Solved – Why do lots of people want to transform skewed data into normal distributed data for machine learning applications

data preprocessingmachine learningnormal distribution

For image and tabular data, lots of people transform the skewed data into normally distributed data during preprocessing.

What does the normal distribution mean in machine learning? Is it an essential assumption of machine learning algorithms?

Even the image data, I've seen quantile transformation, which transforms the whole pixels of an image to follow normal or uniform distribution.

I can think of one reason: to avoid the influence of outliers. But these transformation distort the original distribution of data.

Why is the normal distribution so important to machine learning that lots of preprocessing includes this step?

Best Answer

As @user2974951 says in a comment, it may be superstition that a Normal distribution is somehow better. Perhaps they have the mistaken idea that since Normal data is the result of many additive errors, if they force their data to be Normal, they can then treat the resulting numbers as having additive error.
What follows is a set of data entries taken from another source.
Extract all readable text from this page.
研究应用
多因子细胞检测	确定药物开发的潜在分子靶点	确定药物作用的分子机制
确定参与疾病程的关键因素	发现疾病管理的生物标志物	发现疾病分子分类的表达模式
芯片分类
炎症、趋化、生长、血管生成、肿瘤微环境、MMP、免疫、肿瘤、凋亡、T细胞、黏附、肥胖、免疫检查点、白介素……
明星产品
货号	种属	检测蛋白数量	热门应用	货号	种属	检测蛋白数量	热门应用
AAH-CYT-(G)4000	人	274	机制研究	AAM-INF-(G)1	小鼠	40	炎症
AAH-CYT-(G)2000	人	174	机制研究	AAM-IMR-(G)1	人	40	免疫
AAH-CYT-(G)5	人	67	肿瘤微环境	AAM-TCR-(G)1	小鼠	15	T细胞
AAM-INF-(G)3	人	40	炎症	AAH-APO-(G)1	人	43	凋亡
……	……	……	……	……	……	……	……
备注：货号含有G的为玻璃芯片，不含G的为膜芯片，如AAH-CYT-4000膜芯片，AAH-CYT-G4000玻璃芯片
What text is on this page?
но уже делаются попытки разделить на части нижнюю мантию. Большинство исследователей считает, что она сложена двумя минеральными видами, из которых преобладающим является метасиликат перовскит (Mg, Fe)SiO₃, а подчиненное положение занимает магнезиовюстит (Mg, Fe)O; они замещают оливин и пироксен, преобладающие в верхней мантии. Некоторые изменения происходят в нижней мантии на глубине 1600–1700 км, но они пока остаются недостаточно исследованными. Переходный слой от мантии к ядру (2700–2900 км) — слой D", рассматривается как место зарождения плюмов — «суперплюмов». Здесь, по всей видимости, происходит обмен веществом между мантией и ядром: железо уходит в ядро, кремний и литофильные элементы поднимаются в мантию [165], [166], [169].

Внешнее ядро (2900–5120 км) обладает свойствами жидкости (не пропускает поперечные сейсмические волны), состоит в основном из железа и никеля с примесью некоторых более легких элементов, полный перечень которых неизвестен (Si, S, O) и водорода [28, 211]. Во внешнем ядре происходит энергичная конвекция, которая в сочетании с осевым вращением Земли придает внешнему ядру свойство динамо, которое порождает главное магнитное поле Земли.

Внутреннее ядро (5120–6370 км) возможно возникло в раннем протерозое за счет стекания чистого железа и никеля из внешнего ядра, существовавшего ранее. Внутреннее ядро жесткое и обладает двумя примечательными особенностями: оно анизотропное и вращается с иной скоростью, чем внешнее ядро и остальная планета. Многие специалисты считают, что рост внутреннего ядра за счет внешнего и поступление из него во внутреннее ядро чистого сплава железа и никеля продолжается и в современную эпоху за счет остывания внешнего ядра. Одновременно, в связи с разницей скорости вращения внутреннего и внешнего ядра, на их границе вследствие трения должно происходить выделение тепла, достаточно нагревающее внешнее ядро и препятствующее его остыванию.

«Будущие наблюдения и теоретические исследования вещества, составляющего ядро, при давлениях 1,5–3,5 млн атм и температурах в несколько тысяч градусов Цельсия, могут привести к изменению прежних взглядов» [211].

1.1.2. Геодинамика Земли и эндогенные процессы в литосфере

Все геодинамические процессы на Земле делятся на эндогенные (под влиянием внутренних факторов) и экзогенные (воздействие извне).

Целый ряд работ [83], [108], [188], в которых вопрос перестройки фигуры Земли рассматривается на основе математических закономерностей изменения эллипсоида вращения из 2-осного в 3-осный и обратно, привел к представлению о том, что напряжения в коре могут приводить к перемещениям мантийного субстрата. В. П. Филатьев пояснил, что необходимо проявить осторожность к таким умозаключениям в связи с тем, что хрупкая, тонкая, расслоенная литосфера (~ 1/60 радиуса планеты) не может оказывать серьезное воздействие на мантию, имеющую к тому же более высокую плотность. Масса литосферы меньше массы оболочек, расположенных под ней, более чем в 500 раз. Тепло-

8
Or the first stats technique they learned was OLS regression and something about Normal was an assumption...

Normality is in general not a requirement. But whether it’s helpful depends on what the model does with the data.

For example, financial data is often lognormal -- i.e. has a multiplicative (percentage) error. Variational Autoencoders use a Normal distribution at the bottleneck to force smoothness and simplicity. Sigmoid functions work most naturally with Normal data. Mixture models often use a mixture of Normals. (If you can assume it’s Normal, you only need two parameters to completely define it, and those parameters are fairly intuitive in their meaning.)

It could also be that we want a unimodal, symmetric distribution for our modeling and the Normal is that. (And transformations to “Normal” are often not strictly Normal, just more symmetrical.)

Normality may simplify some math for you, and it may align with your conception of the process generating your data: most of your data is in the middle with relatively rarer low or high values, which are of interest.

But my impression is that it’s Cargo Cult in nature